If you are able to access the file from the wkst01 system, you should be good to continue with setting up the C2 server.
Creating a Launcher for Covenant
“Launchers” are how the Covenant agent is launched on the target system. Covenant provides several options to create a launcher. More information on launchers can be found on the github wiki.
For this test, you will create a PowerShell launcher that will execute the agent by running a PowerShell command on the wkst01 system. Click on “Launchers” on the sidebar, and then on “PowerShell.”
The “ValidateCert” and “UseCertPinning” settings can be set to “False”, because we will not be using SSL for this test. The defaults will be fine for the rest of the configuration. Click on “Generate” to generate the PowerShell launcher.
After you click generate, you should see two PowerShell commands created at the bottom of the screen. One is the normal PowerShell command, and the other is a encoded command. Either will work for this test. On the right side of the command, there is a copy button you can click to copy the whole command.
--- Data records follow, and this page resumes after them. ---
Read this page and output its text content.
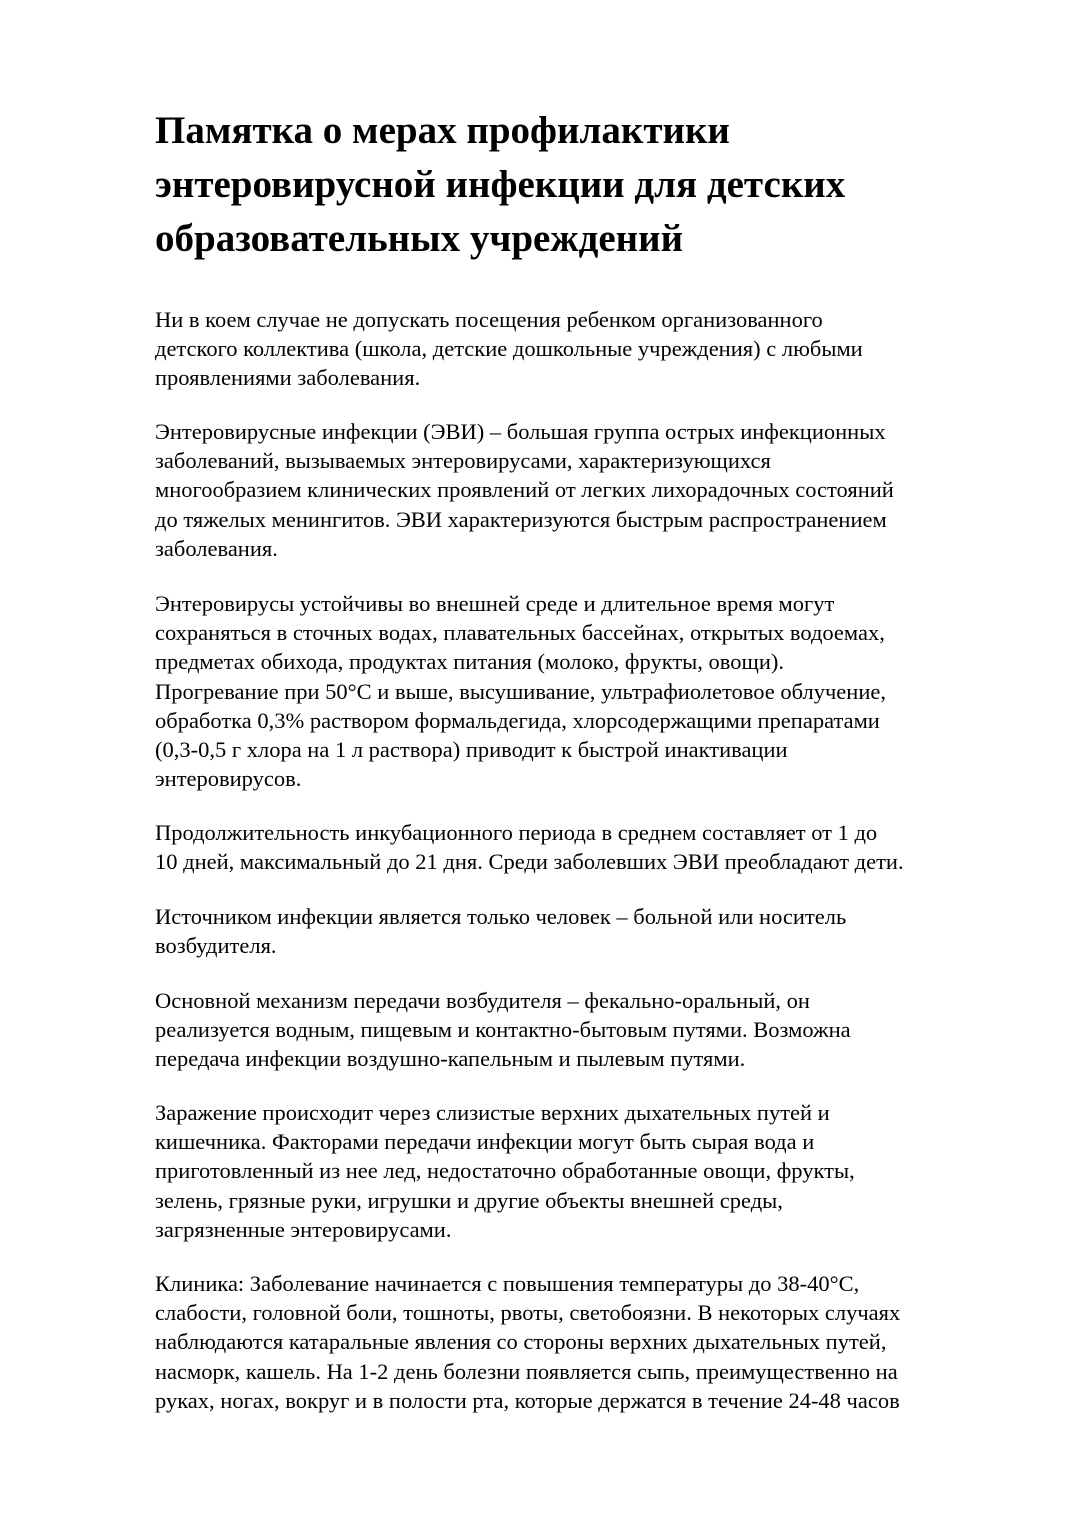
Памятка о мерах профилактики
энтеровирусной инфекции для детских
образовательных учреждений

Ни в коем случае не допускать посещения ребенком организованного
детского коллектива (школа, детские дошкольные учреждения) с любыми
проявлениями заболевания.

Энтеровирусные инфекции (ЭВИ) – большая группа острых инфекционных
заболеваний, вызываемых энтеровирусами, характеризующихся
многообразием клинических проявлений от легких лихорадочных состояний
до тяжелых менингитов. ЭВИ характеризуются быстрым распространением
заболевания.

Энтеровирусы устойчивы во внешней среде и длительное время могут
сохраняться в сточных водах, плавательных бассейнах, открытых водоемах,
предметах обихода, продуктах питания (молоко, фрукты, овощи).
Прогревание при 50°С и выше, высушивание, ультрафиолетовое облучение,
обработка 0,3% раствором формальдегида, хлорсодержащими препаратами
(0,3-0,5 г хлора на 1 л раствора) приводит к быстрой инактивации
энтеровирусов.

Продолжительность инкубационного периода в среднем составляет от 1 до
10 дней, максимальный до 21 дня. Среди заболевших ЭВИ преобладают дети.

Источником инфекции является только человек – больной или носитель
возбудителя.

Основной механизм передачи возбудителя – фекально-оральный, он
реализуется водным, пищевым и контактно-бытовым путями. Возможна
передача инфекции воздушно-капельным и пылевым путями.

Заражение происходит через слизистые верхних дыхательных путей и
кишечника. Факторами передачи инфекции могут быть сырая вода и
приготовленный из нее лед, недостаточно обработанные овощи, фрукты,
зелень, грязные руки, игрушки и другие объекты внешней среды,
загрязненные энтеровирусами.

Клиника: Заболевание начинается с повышения температуры до 38-40°С,
слабости, головной боли, тошноты, рвоты, светобоязни. В некоторых случаях
наблюдаются катаральные явления со стороны верхних дыхательных путей,
насморк, кашель. На 1-2 день болезни появляется сыпь, преимущественно на
руках, ногах, вокруг и в полости рта, которые держатся в течение 24-48 часов
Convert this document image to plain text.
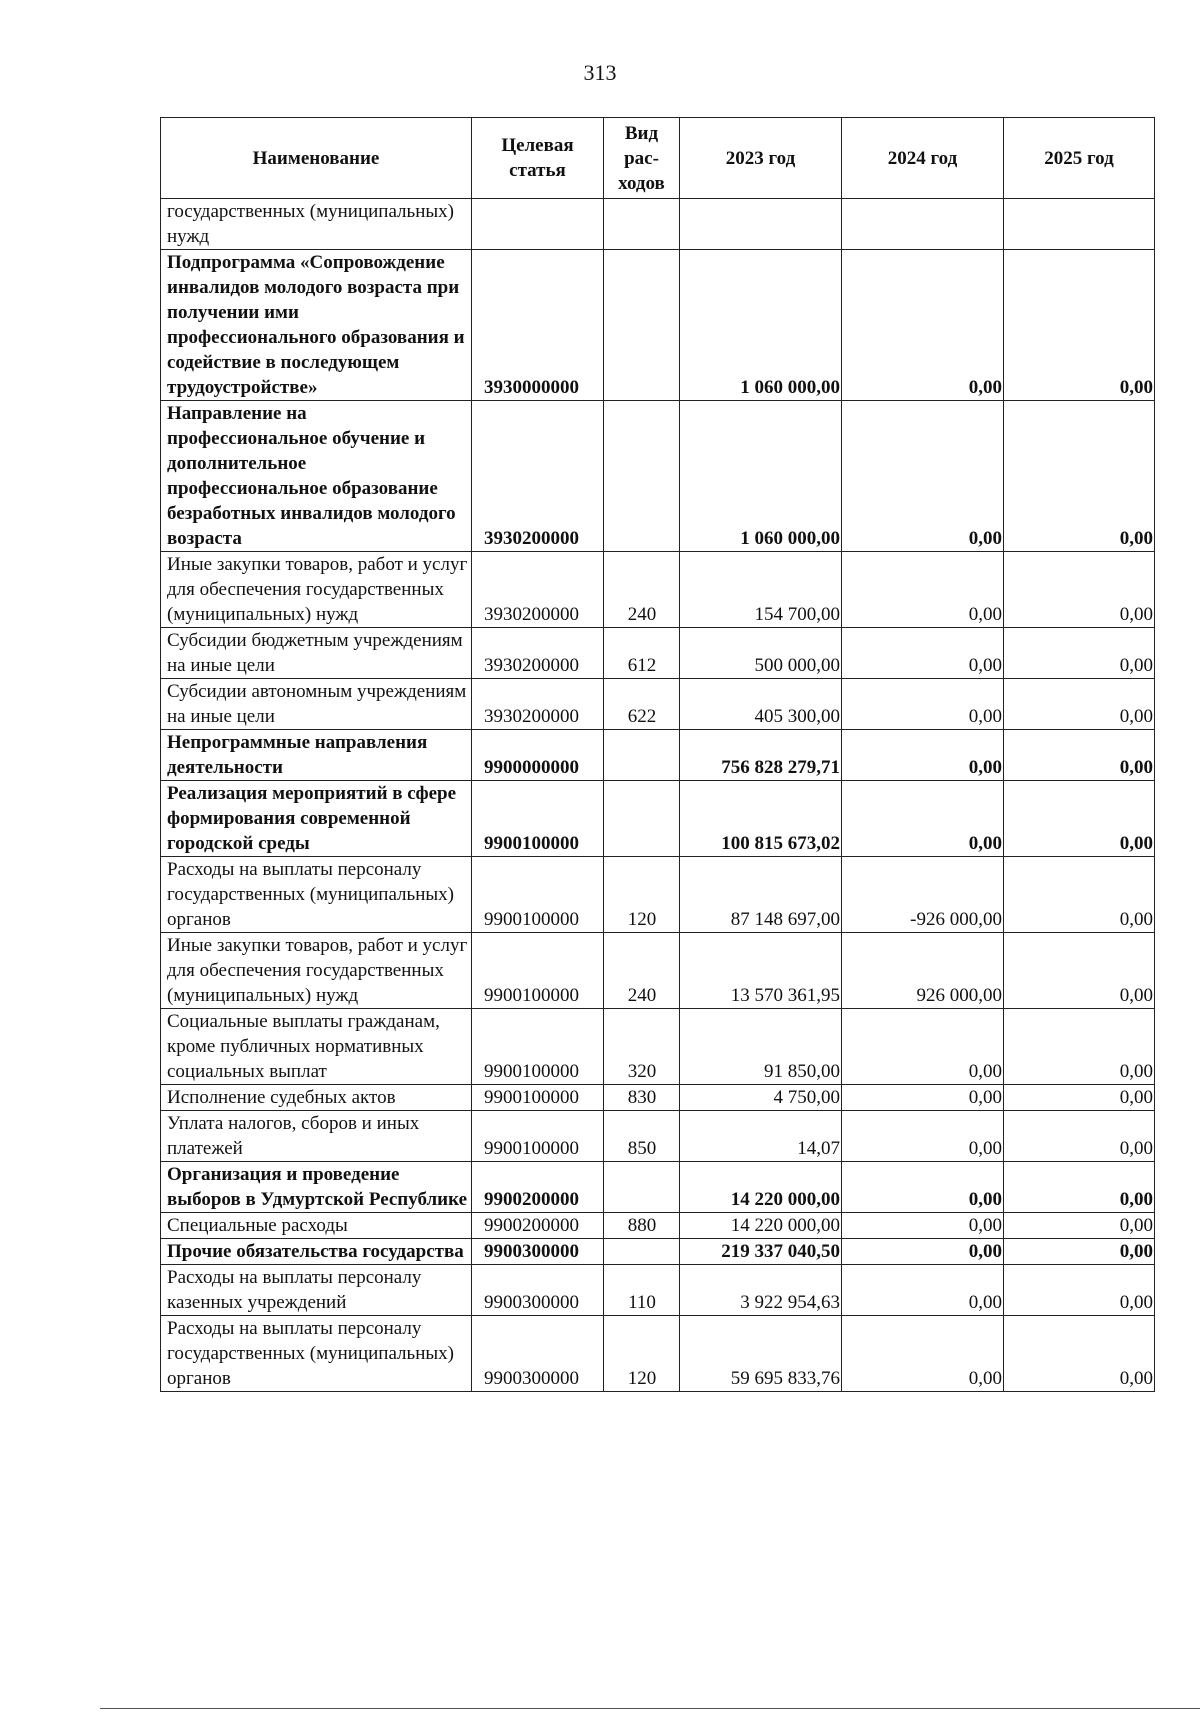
313
Наименование	Целевая статья	Вид рас-ходов	2023 год	2024 год	2025 год
государственных (муниципальных) нужд					
Подпрограмма «Сопровождение инвалидов молодого возраста при получении ими профессионального образования и содействие в последующем трудоустройстве»	3930000000		1 060 000,00	0,00	0,00
Направление на профессиональное обучение и дополнительное профессиональное образование безработных инвалидов молодого возраста	3930200000		1 060 000,00	0,00	0,00
Иные закупки товаров, работ и услуг для обеспечения государственных (муниципальных) нужд	3930200000	240	154 700,00	0,00	0,00
Субсидии бюджетным учреждениям на иные цели	3930200000	612	500 000,00	0,00	0,00
Субсидии автономным учреждениям на иные цели	3930200000	622	405 300,00	0,00	0,00
Непрограммные направления деятельности	9900000000		756 828 279,71	0,00	0,00
Реализация мероприятий в сфере формирования современной городской среды	9900100000		100 815 673,02	0,00	0,00
Расходы на выплаты персоналу государственных (муниципальных) органов	9900100000	120	87 148 697,00	-926 000,00	0,00
Иные закупки товаров, работ и услуг для обеспечения государственных (муниципальных) нужд	9900100000	240	13 570 361,95	926 000,00	0,00
Социальные выплаты гражданам, кроме публичных нормативных социальных выплат	9900100000	320	91 850,00	0,00	0,00
Исполнение судебных актов	9900100000	830	4 750,00	0,00	0,00
Уплата налогов, сборов и иных платежей	9900100000	850	14,07	0,00	0,00
Организация и проведение выборов в Удмуртской Республике	9900200000		14 220 000,00	0,00	0,00
Специальные расходы	9900200000	880	14 220 000,00	0,00	0,00
Прочие обязательства государства	9900300000		219 337 040,50	0,00	0,00
Расходы на выплаты персоналу казенных учреждений	9900300000	110	3 922 954,63	0,00	0,00
Расходы на выплаты персоналу государственных (муниципальных) органов	9900300000	120	59 695 833,76	0,00	0,00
Now that the launcher is created, you can launch a Covenant agent, or “Grunt” on the wkst01 system. Switch back over to the wkst01 system and open a PowerShell prompt. Paste in the launcher command, and then press “Enter.” When the launcher runs, the PowerShell prompt should disappear.
Back on the C2 server, click on “Grunts” on the sidebar. If the launcher executed successfully, you should see a Grunt with an “Active” status.
Interacting with the Grunt
After a Grunt has checked into the C2 server, you can start issuing the Grunt commands to execute on the wkst01 system. First, click on the name of the Grunt. This will bring up the Grunt information page.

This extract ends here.